Wesley Meineke, owner of Queensland-based vanilla wholesaler Sunshine Vanilla, said the cost of importing vanilla beans had increased about fourfold over the past 12 months.
As a result, he had been forced to increase the price of the beans he sells to restaurants, retailers and manufacturers from about $80 a kilogram a year ago to $270.
Mr Meineke said his trade in the volatile product had roughly halved because of customers unwilling to pay the elevated price and opting for cheaper options like vanilla essence and extract.
George Gonthier, owner of Daintree Vanilla and Spice in Far North Queensland, is one of only three commercial vanilla growers in Australia.
He said demand for his products, and the prices he could charge, had jumped since global supply contracted.
"Our beans are a very high-demand product and we ran out of product in February," he said.

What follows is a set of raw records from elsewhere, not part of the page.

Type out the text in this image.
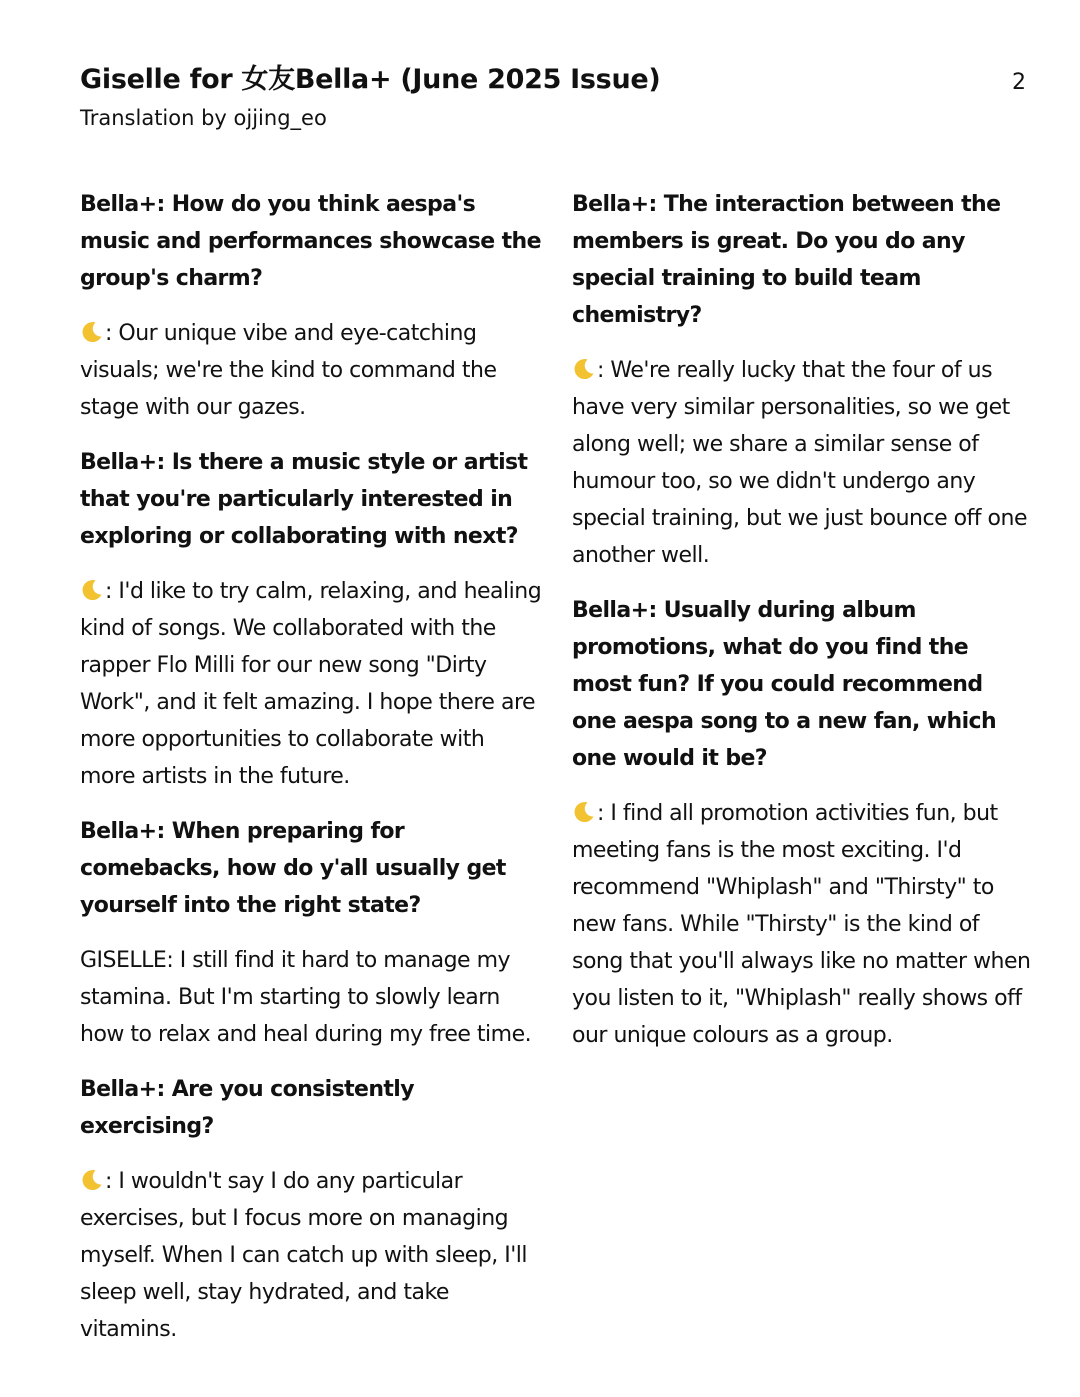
Giselle for 女友Bella+ (June 2025 Issue)
Translation by ojjing_eo
2

Bella+: How do you think aespa's music and performances showcase the group's charm?

: Our unique vibe and eye-catching visuals; we're the kind to command the stage with our gazes.

Bella+: Is there a music style or artist that you're particularly interested in exploring or collaborating with next?

: I'd like to try calm, relaxing, and healing kind of songs. We collaborated with the rapper Flo Milli for our new song "Dirty Work", and it felt amazing. I hope there are more opportunities to collaborate with more artists in the future.

Bella+: When preparing for comebacks, how do y'all usually get yourself into the right state?

GISELLE: I still find it hard to manage my stamina. But I'm starting to slowly learn how to relax and heal during my free time.

Bella+: Are you consistently exercising?

: I wouldn't say I do any particular exercises, but I focus more on managing myself. When I can catch up with sleep, I'll sleep well, stay hydrated, and take vitamins.

Bella+: The interaction between the members is great. Do you do any special training to build team chemistry?

: We're really lucky that the four of us have very similar personalities, so we get along well; we share a similar sense of humour too, so we didn't undergo any special training, but we just bounce off one another well.

Bella+: Usually during album promotions, what do you find the most fun? If you could recommend one aespa song to a new fan, which one would it be?

: I find all promotion activities fun, but meeting fans is the most exciting. I'd recommend "Whiplash" and "Thirsty" to new fans. While "Thirsty" is the kind of song that you'll always like no matter when you listen to it, "Whiplash" really shows off our unique colours as a group.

Mr Gonthier has sent products like vanilla tea and vanilla sugar to Japan since 2013, but does not export vanilla beans because of overwhelming demand from the local market.
Production in countries including China, Indonesia and Uganda has declined in recent years as a prolonged price slump pushed farmers to adopt more profitable crops.
Mr Gonthier said Australia had the capacity to become a bigger supplier of vanilla beans and partially fill the void left by falling global supply if the local industry was more efficient and less fragmented.